In den Kommentaren kam auch Stückelbergers Erfahrung als langjährige internationale Richterin zum Tragen. „Das Richten stellt hohe Anforderungen an die Richter und ist hochkomplex“, so Stückelberger, „Ein Richter muss sehen, fühlen und erkennen können. Er muss wissen, wie die Lektion korrekt geritten und ausgeführt wird, er muss sehen, was der Reiter falsch macht. Dazu sollte der Richter in der Klasse, die er richtet auch selber erfolgreich geritten sein. Nur wer weiß, wie sich die korrekt gerittene Lektion anfühlt, kann sie bei anderen sehen und erfühlen und sie dann korrekt beurteilen.
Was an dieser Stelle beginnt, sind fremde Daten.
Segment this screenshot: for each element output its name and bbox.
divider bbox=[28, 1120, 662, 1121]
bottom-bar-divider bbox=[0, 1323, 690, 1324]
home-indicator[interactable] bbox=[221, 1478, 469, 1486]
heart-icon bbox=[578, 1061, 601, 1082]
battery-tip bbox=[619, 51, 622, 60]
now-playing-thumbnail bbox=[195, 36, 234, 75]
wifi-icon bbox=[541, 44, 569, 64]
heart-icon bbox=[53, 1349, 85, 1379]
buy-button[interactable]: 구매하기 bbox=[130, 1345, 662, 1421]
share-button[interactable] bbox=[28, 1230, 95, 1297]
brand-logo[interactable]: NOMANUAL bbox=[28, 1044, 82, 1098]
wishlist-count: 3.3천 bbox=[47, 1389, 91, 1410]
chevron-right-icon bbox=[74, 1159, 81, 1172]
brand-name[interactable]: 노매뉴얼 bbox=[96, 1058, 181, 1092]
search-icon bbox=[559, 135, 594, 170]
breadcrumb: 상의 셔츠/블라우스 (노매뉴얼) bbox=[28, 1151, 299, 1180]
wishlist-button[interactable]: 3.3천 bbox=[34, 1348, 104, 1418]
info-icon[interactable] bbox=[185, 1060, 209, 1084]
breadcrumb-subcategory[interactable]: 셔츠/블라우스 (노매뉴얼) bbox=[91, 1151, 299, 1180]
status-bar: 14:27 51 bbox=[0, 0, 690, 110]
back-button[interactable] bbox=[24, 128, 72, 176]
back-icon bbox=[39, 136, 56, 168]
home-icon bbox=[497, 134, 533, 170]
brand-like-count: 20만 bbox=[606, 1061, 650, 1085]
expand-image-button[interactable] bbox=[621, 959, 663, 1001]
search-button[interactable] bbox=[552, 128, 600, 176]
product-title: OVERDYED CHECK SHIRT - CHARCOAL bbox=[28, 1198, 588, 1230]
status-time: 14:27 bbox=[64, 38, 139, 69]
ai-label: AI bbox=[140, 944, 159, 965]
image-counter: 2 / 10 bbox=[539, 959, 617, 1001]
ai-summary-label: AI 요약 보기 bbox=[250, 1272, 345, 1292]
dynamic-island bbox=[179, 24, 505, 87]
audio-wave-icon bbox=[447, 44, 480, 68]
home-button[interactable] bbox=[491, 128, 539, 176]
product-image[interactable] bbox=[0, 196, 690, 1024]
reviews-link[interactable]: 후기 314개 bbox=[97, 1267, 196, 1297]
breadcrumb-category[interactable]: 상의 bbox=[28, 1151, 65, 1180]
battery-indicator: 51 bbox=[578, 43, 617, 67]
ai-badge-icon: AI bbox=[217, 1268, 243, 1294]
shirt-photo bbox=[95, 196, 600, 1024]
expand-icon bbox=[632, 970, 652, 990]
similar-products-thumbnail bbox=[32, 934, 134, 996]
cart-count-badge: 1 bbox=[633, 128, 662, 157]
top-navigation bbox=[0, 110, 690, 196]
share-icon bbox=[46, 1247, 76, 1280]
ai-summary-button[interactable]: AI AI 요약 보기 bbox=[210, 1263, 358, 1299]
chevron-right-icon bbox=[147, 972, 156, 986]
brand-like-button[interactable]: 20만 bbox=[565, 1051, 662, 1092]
Denn:  Wie die korrekt gerittenen Lektionen aussehen sollen, ist klar definiert – da gibt es keinen Interpretationsspielraum.“

Nach den Olympia-Ritten am Samstag Abend gingen die Reiter am Sonntag noch einmal hoch motiviert ins Training. „Sie gab konkrete Korrekturvorschläge denen stets die Erklärung und ein Feedback folgten“, so Doris Campo, Grand Prix Reiterin und ehemalige Bundestrainerin der behinderten Dressurreiter. Bevor Christine Stückelberger wieder nach Hause flog, wurde sie von allen Teilnehmern und Zuschauern herzlich und dankbar verabschiedet. „Uns beeindrucken die höflichen, aber doch kritischen Anmerkungen von Frau Stückelberger, vor allem im Rahmen des Abendvortrages, aber auch gegenüber der Reiter vor Ort. Nie gibt sie einem das Gefühl sich angegriffen fühlen zu müssen und dennoch wird man aufgefordert, sein Tun und Handeln kritisch zu betrachten“, so Eileen Panier. Hinter allen lag ein intensives Wochenende, das wieder zu vielen neuen Erfahrungen und Erkenntnissen geführt hat. „Es gibt nur noch ganz wenige Menschen auf der Welt, die dieses schier unerschöpfliche Wissen über Pferde und ihre korrekte klassische Ausbildung haben; die insbesondere das Wohl des Pferdes immer wieder in den Mittelpunkt stellen, auch und gerade bei der Arbeit“, so Barofke, „ich wünsche mir, dass wir noch ganz oft an diesem großen Wissensschatz und Können von Christine Stückelberger teilhaben können.“

Der nächste Lehrgang mit Christine Stückelberger ist bereits geplant: Interessierte können sich den 28. April bis 1. Mai 2017 schon einmal vormerken. Eine Einladung folgt.